After a fun and dynamic teambuilding exercise, the group homed in on our next activity, a brainstorm to imagine a better city. We asked the groups to problem-solve current issues. What stakeholders and what kinds of entrepreneurial Faces would best come together to ensure a successful project? Taking into account emerging technologies and a 10-year timeline for implementation, what could they create?

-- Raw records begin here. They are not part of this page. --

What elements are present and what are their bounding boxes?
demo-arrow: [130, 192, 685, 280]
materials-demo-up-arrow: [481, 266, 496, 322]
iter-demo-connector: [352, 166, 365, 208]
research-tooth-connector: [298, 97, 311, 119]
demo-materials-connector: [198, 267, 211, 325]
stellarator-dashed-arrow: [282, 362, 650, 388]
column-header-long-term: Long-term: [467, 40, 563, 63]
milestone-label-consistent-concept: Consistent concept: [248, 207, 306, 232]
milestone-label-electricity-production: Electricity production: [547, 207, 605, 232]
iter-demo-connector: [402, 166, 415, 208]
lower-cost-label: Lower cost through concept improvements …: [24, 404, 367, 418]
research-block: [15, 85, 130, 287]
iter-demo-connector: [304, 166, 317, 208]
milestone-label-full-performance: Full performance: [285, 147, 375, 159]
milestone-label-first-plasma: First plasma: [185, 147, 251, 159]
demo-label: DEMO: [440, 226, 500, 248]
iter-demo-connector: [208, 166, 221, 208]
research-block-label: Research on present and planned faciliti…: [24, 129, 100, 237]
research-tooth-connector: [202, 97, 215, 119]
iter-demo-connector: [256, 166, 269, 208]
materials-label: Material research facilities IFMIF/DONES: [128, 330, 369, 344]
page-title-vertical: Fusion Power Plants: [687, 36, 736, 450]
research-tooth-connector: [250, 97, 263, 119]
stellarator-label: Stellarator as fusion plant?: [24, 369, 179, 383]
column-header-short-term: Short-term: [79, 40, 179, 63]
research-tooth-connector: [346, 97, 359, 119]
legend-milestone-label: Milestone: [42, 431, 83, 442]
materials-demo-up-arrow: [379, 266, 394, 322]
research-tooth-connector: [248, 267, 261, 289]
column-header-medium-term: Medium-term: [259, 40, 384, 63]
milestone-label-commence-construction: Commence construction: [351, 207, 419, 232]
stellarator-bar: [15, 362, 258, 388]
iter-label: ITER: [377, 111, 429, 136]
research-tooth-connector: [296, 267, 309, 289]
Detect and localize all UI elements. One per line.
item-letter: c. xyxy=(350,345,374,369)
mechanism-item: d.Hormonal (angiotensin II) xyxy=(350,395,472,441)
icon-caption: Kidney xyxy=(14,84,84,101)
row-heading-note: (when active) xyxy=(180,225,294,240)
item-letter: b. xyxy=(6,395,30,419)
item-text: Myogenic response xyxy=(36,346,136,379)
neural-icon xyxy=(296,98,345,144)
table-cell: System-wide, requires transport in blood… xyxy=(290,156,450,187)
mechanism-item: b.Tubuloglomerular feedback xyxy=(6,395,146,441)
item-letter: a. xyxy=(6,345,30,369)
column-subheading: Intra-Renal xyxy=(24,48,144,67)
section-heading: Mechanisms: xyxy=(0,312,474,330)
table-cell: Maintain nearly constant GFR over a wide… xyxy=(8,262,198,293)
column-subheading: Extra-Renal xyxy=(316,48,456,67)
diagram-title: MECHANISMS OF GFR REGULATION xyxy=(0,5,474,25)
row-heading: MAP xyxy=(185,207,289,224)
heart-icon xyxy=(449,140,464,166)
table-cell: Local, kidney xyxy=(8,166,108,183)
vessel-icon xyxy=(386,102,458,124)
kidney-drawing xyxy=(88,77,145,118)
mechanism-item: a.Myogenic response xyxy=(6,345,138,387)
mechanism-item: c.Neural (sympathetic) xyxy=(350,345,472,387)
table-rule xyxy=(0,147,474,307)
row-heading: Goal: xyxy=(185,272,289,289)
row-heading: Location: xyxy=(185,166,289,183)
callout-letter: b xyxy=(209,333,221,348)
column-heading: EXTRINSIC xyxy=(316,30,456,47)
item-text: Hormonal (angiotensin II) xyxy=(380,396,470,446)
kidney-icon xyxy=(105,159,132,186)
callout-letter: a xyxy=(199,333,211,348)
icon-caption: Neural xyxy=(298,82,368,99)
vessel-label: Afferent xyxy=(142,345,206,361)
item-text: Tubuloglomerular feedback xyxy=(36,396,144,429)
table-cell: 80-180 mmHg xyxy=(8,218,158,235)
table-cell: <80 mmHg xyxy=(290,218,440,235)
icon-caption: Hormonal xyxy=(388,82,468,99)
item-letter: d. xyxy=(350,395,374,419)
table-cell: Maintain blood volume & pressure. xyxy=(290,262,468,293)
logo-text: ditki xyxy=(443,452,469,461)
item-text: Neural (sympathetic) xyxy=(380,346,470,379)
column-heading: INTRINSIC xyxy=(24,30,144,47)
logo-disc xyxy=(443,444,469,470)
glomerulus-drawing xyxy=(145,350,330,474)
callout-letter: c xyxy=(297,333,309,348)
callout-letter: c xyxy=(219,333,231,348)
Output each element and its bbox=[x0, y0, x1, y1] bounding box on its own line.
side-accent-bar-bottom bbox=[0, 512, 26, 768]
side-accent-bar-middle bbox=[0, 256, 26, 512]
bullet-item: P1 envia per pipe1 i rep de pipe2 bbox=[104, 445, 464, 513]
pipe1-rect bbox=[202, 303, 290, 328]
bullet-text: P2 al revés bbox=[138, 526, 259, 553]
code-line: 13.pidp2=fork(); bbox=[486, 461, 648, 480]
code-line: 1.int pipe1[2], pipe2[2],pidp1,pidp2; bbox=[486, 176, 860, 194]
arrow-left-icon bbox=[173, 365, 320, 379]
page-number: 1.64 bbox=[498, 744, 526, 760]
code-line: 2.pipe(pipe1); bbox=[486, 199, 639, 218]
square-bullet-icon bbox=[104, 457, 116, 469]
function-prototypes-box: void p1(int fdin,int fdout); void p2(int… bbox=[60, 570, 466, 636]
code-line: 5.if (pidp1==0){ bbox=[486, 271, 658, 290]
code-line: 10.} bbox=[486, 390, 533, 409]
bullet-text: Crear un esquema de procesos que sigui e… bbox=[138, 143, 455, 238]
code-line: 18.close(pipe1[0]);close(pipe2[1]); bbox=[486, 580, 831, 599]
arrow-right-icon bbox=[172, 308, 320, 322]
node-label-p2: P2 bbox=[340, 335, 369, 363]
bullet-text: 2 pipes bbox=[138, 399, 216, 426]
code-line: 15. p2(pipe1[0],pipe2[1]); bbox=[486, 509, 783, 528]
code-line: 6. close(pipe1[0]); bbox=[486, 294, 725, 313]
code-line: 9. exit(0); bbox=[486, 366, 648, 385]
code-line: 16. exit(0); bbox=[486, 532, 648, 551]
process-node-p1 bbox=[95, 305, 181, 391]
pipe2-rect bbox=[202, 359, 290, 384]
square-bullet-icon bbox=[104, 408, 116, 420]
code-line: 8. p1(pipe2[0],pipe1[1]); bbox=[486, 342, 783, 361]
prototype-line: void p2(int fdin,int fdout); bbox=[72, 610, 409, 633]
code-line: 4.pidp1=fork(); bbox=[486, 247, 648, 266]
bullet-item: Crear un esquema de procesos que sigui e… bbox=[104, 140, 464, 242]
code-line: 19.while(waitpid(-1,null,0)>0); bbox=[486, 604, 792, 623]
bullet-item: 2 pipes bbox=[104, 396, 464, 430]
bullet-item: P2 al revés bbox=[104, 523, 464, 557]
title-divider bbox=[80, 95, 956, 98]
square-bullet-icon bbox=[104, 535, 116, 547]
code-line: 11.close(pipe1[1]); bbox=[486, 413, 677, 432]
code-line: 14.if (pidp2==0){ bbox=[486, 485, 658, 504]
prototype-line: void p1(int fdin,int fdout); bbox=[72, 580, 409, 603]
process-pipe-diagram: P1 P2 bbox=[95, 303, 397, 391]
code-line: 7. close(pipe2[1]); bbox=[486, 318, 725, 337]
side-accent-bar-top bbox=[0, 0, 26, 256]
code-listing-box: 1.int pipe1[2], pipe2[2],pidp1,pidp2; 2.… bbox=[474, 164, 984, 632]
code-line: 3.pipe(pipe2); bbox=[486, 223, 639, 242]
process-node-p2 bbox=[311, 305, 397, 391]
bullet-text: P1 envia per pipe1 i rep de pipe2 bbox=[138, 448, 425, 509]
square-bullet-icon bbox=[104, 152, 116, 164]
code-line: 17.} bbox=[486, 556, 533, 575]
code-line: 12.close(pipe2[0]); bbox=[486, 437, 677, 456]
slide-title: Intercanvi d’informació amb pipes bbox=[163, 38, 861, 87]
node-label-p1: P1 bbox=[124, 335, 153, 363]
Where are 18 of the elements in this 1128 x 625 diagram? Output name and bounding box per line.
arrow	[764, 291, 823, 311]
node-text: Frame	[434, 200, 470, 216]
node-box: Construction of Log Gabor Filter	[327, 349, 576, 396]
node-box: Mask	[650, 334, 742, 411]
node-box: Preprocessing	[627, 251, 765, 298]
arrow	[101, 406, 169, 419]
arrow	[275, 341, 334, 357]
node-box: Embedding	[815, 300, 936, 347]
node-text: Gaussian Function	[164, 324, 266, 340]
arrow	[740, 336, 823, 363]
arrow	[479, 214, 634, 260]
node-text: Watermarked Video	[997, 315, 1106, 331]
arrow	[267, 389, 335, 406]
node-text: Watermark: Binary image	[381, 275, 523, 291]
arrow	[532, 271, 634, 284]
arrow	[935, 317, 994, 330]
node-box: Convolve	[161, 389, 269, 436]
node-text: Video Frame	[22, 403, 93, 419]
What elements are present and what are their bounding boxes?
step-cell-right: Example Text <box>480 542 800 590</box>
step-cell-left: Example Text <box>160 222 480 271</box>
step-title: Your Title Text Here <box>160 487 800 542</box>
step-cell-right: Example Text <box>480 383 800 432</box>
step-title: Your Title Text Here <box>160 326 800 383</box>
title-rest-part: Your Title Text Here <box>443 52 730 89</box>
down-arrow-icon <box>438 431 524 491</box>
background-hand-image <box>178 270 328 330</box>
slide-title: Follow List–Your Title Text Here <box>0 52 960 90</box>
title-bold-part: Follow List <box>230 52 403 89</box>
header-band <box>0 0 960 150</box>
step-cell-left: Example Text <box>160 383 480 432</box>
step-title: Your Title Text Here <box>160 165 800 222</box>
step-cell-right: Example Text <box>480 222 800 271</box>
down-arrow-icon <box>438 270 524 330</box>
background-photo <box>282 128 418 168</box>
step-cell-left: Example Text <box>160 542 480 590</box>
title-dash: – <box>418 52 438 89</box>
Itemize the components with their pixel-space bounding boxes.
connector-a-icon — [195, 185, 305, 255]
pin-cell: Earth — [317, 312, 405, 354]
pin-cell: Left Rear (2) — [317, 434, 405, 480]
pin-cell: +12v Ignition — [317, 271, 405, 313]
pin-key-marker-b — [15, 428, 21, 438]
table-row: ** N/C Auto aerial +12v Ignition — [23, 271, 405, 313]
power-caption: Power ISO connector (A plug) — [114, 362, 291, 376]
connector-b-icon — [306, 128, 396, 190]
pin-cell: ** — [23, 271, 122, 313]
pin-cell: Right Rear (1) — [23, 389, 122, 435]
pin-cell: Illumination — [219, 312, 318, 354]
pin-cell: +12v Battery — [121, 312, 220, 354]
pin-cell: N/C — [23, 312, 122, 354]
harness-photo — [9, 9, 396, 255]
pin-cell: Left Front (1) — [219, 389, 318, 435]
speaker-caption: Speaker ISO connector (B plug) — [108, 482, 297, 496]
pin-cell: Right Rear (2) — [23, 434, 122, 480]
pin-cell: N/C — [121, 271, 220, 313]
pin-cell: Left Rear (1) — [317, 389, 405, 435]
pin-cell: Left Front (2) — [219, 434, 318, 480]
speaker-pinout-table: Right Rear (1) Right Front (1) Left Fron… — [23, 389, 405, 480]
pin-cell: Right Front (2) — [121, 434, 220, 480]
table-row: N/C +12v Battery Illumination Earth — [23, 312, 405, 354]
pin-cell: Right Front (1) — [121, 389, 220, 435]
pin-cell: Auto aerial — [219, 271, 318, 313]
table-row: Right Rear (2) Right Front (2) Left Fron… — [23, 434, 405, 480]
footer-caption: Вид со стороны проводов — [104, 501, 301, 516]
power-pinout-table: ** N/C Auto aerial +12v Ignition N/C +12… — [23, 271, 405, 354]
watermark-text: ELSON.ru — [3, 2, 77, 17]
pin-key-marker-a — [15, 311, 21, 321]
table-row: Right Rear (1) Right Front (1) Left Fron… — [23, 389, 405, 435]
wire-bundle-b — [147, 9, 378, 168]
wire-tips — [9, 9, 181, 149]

Ideas for addressing San Francisco’s shocking homelessness problems ranged from the fantastical (Dune-like “stillsuits” that would harvest the body’s fluids) to the European-influenced (state-based healthcare), to the imminently doable: 3D-printed houses, blockchain-based tokens for social services, AR- and VR-based mental health solutions (e.g, AI companions), and prepaid public data connections for the homeless (in exchange for medical treatment or civic rewards), allowing cities to track, monitor and predict behaviors and needs.

Mobility solutions to improve transportation were equally creative. Firing up the Hyperloop to connect San Francisco with the peninsula. Dividing street lanes into designated travel zones for e-bikes, e-scooters, and pedestrians. Implementing social ratings to abate infractions. Adding self-driving ferries and submarines to the bay, and incentivizing people to conduct more virtual meetings for work and social reasons, to keep people off the roads.

Far-fetched? Perhaps. But a whole lot more stimulating and interactive than SF’s standard broadcast-model tech event. Everyone went away with a greater sense of connectedness, buy-in, and hope for a better world. And for us, it was further proof that the secret to a strong workshop is what happens when you get smart people in the room. The co-operative, collaborative magic that materializes when you bring together a talented mix of people, step back, and let them co-create. The Schoolab Council is here to stay.